Autre préoccupation majeure : la sécurité du colonel Paul Mwilambwe. Cet officier est considéré par la VSV comme un « témoin clé ». Ses révélations passées ont déjà éclairé plusieurs zones d’ombre entourant les circonstances du double assassinat. Mais aujourd’hui, il se trouverait à Kinshasa sans aucune protection, après avoir été démis de ses fonctions à Boma, dans la province du Kongo-Central.

L’ONG craint pour sa vie.

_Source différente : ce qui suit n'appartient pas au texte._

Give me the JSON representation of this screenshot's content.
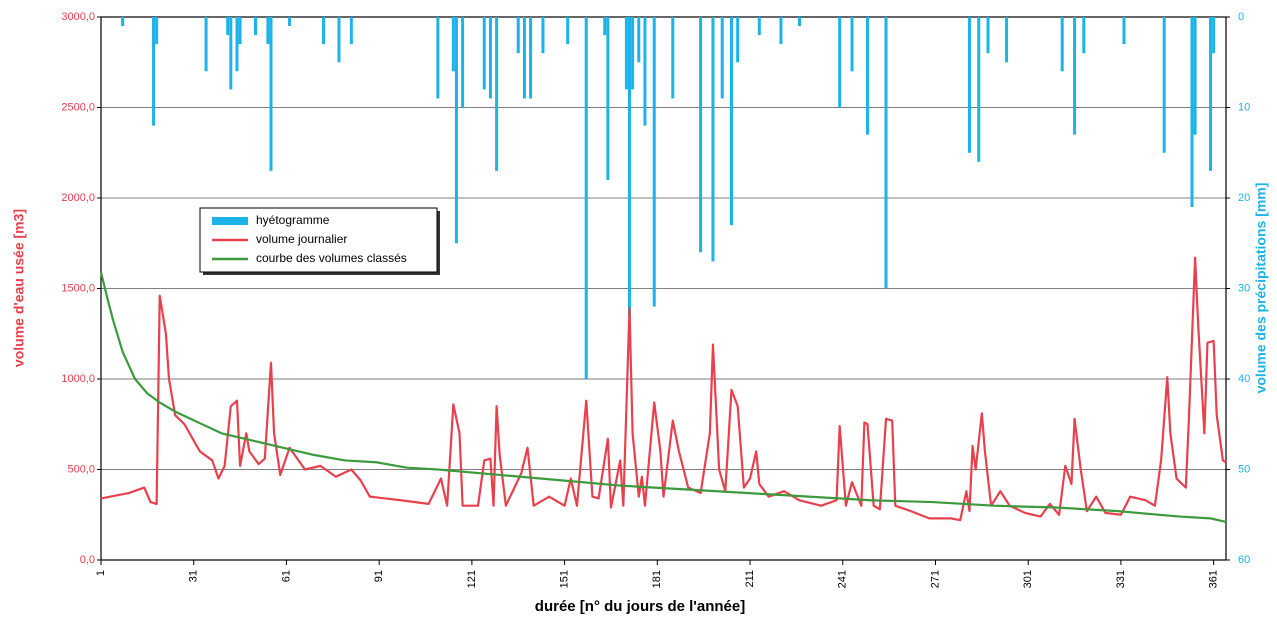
{
  "chart_data": {
    "type": "combo",
    "xlabel": "durée [n° du jours de l'année]",
    "ylabel": "volume d'eau usée [m3]",
    "y2label": "volume des précipitations [mm]",
    "xlim": [
      1,
      365
    ],
    "xticks": [
      1,
      31,
      61,
      91,
      121,
      151,
      181,
      211,
      241,
      271,
      301,
      331,
      361
    ],
    "ylim": [
      0,
      3000
    ],
    "yticks": [
      {
        "value": 0,
        "label": "0,0"
      },
      {
        "value": 500,
        "label": "500,0"
      },
      {
        "value": 1000,
        "label": "1000,0"
      },
      {
        "value": 1500,
        "label": "1500,0"
      },
      {
        "value": 2000,
        "label": "2000,0"
      },
      {
        "value": 2500,
        "label": "2500,0"
      },
      {
        "value": 3000,
        "label": "3000,0"
      }
    ],
    "y2lim": [
      0,
      60
    ],
    "y2ticks": [
      0,
      10,
      20,
      30,
      40,
      50,
      60
    ],
    "y2_inverted": true,
    "grid": true,
    "legend": "upper left",
    "series": [
      {
        "name": "hyétogramme",
        "type": "bar",
        "axis": "y2",
        "color": "#1cb4e8",
        "x": [
          8,
          18,
          19,
          35,
          42,
          43,
          45,
          46,
          51,
          55,
          56,
          62,
          73,
          78,
          82,
          110,
          115,
          116,
          118,
          125,
          127,
          129,
          136,
          138,
          140,
          144,
          152,
          158,
          164,
          165,
          171,
          172,
          173,
          175,
          177,
          180,
          186,
          195,
          199,
          202,
          205,
          207,
          214,
          221,
          227,
          240,
          244,
          249,
          255,
          282,
          285,
          288,
          294,
          312,
          316,
          319,
          332,
          345,
          354,
          355,
          360,
          361
        ],
        "values": [
          1,
          12,
          3,
          6,
          2,
          8,
          6,
          3,
          2,
          3,
          17,
          1,
          3,
          5,
          3,
          9,
          6,
          25,
          10,
          8,
          9,
          17,
          4,
          9,
          9,
          4,
          3,
          40,
          2,
          18,
          8,
          33,
          8,
          5,
          12,
          32,
          9,
          26,
          27,
          9,
          23,
          5,
          2,
          3,
          1,
          10,
          6,
          13,
          30,
          15,
          16,
          4,
          5,
          6,
          13,
          4,
          3,
          15,
          21,
          13,
          17,
          4
        ]
      },
      {
        "name": "volume journalier",
        "type": "line",
        "color": "#e8414d",
        "x": [
          1,
          10,
          15,
          17,
          19,
          20,
          22,
          23,
          25,
          28,
          33,
          37,
          39,
          41,
          43,
          45,
          46,
          48,
          49,
          52,
          54,
          56,
          57,
          59,
          62,
          67,
          72,
          77,
          82,
          85,
          88,
          98,
          107,
          111,
          113,
          115,
          117,
          118,
          123,
          125,
          127,
          128,
          129,
          130,
          132,
          137,
          139,
          141,
          146,
          151,
          153,
          155,
          158,
          160,
          162,
          165,
          166,
          169,
          170,
          172,
          173,
          175,
          176,
          177,
          180,
          182,
          183,
          186,
          188,
          191,
          195,
          198,
          199,
          201,
          203,
          205,
          207,
          209,
          211,
          213,
          214,
          217,
          222,
          227,
          234,
          239,
          240,
          242,
          244,
          247,
          248,
          249,
          251,
          253,
          255,
          257,
          258,
          263,
          269,
          276,
          279,
          281,
          282,
          283,
          284,
          286,
          287,
          289,
          292,
          295,
          300,
          305,
          308,
          311,
          313,
          315,
          316,
          318,
          320,
          323,
          326,
          331,
          334,
          339,
          342,
          344,
          346,
          347,
          349,
          352,
          353,
          355,
          356,
          358,
          359,
          361,
          362,
          364,
          365
        ],
        "values": [
          340,
          370,
          400,
          320,
          310,
          1460,
          1250,
          1000,
          800,
          750,
          600,
          550,
          450,
          520,
          850,
          880,
          520,
          700,
          600,
          530,
          560,
          1090,
          700,
          470,
          620,
          500,
          520,
          460,
          500,
          440,
          350,
          330,
          310,
          450,
          300,
          860,
          700,
          300,
          300,
          550,
          560,
          300,
          850,
          580,
          300,
          480,
          620,
          300,
          350,
          300,
          450,
          300,
          880,
          350,
          340,
          670,
          290,
          550,
          300,
          1390,
          700,
          350,
          460,
          300,
          870,
          600,
          350,
          770,
          600,
          400,
          370,
          700,
          1190,
          500,
          380,
          940,
          850,
          400,
          450,
          600,
          420,
          350,
          380,
          330,
          300,
          330,
          740,
          300,
          430,
          300,
          760,
          750,
          300,
          280,
          780,
          770,
          300,
          270,
          230,
          230,
          220,
          380,
          270,
          630,
          500,
          810,
          600,
          300,
          380,
          300,
          260,
          240,
          310,
          250,
          520,
          420,
          780,
          500,
          270,
          350,
          260,
          250,
          350,
          330,
          300,
          550,
          1010,
          700,
          450,
          400,
          780,
          1670,
          1300,
          700,
          1200,
          1210,
          800,
          550,
          540
        ]
      },
      {
        "name": "courbe des volumes classés",
        "type": "line",
        "color": "#3c9a3c",
        "x": [
          1,
          3,
          5,
          8,
          12,
          16,
          20,
          25,
          30,
          35,
          40,
          50,
          60,
          70,
          80,
          90,
          100,
          110,
          130,
          150,
          170,
          190,
          210,
          230,
          250,
          270,
          290,
          310,
          330,
          350,
          360,
          365
        ],
        "values": [
          1590,
          1450,
          1320,
          1150,
          1000,
          920,
          870,
          820,
          780,
          740,
          700,
          660,
          620,
          580,
          550,
          540,
          510,
          500,
          470,
          440,
          410,
          390,
          370,
          350,
          330,
          320,
          300,
          290,
          270,
          240,
          230,
          210
        ]
      }
    ]
  }
}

Et rappelle que sans lui, la « manifestation de la vérité » pourrait rester incomplète.

 Le rappel des faits – une nuit qui n’a jamais livré tous ses secrets

Pour comprendre l’urgence, il faut retourner seize ans en arrière. Le 1er juin 2010, Floribert Chebeya est convoqué à l’Inspection générale de la police à Kinshasa. Selon plusieurs témoignages concordants, il devait y rencontrer son supérieur hiérarchique, le général John Numbi.

Il ne reviendra jamais.

Le lendemain, son corps est découvert dans sa propre voiture, à Mitendi, dans la périphérie ouest de Kinshasa. Ses poignets portent encore les traces de menottes. Celui de son chauffeur, Fidèle Bazana, n’a jamais été retrouvé.

Des arrêts ont été rendus. Des condamnations ont eu lieu. Mais pour les familles des victimes, pour la VSV, et pour tous ceux qui luttent contre l’impunité en RDC, une question demeure, lancinante et insupportable : pourquoi les vrais commanditaires de cet assassinat sont-ils encore libres ?

« Un procès équitable est possible, avec ou sans Numbi »

La VSV conclut son plaidoyer par une déclaration qui résonne comme un défi lancé à la justice congolaise :

« La tenue d’un procès équitable demeure possible avec ou sans la présence physique du principal suspect. L’essentiel est que la manifestation de la vérité et la lutte contre l’impunité puissent suivre leur cours. »

Reste à savoir si Kinshasa, seize ans après, osera enfin franchir le pas. La réforme est là. Les conditions sont réunies. Les regards sont tournés vers les juges. Et vers l’histoire.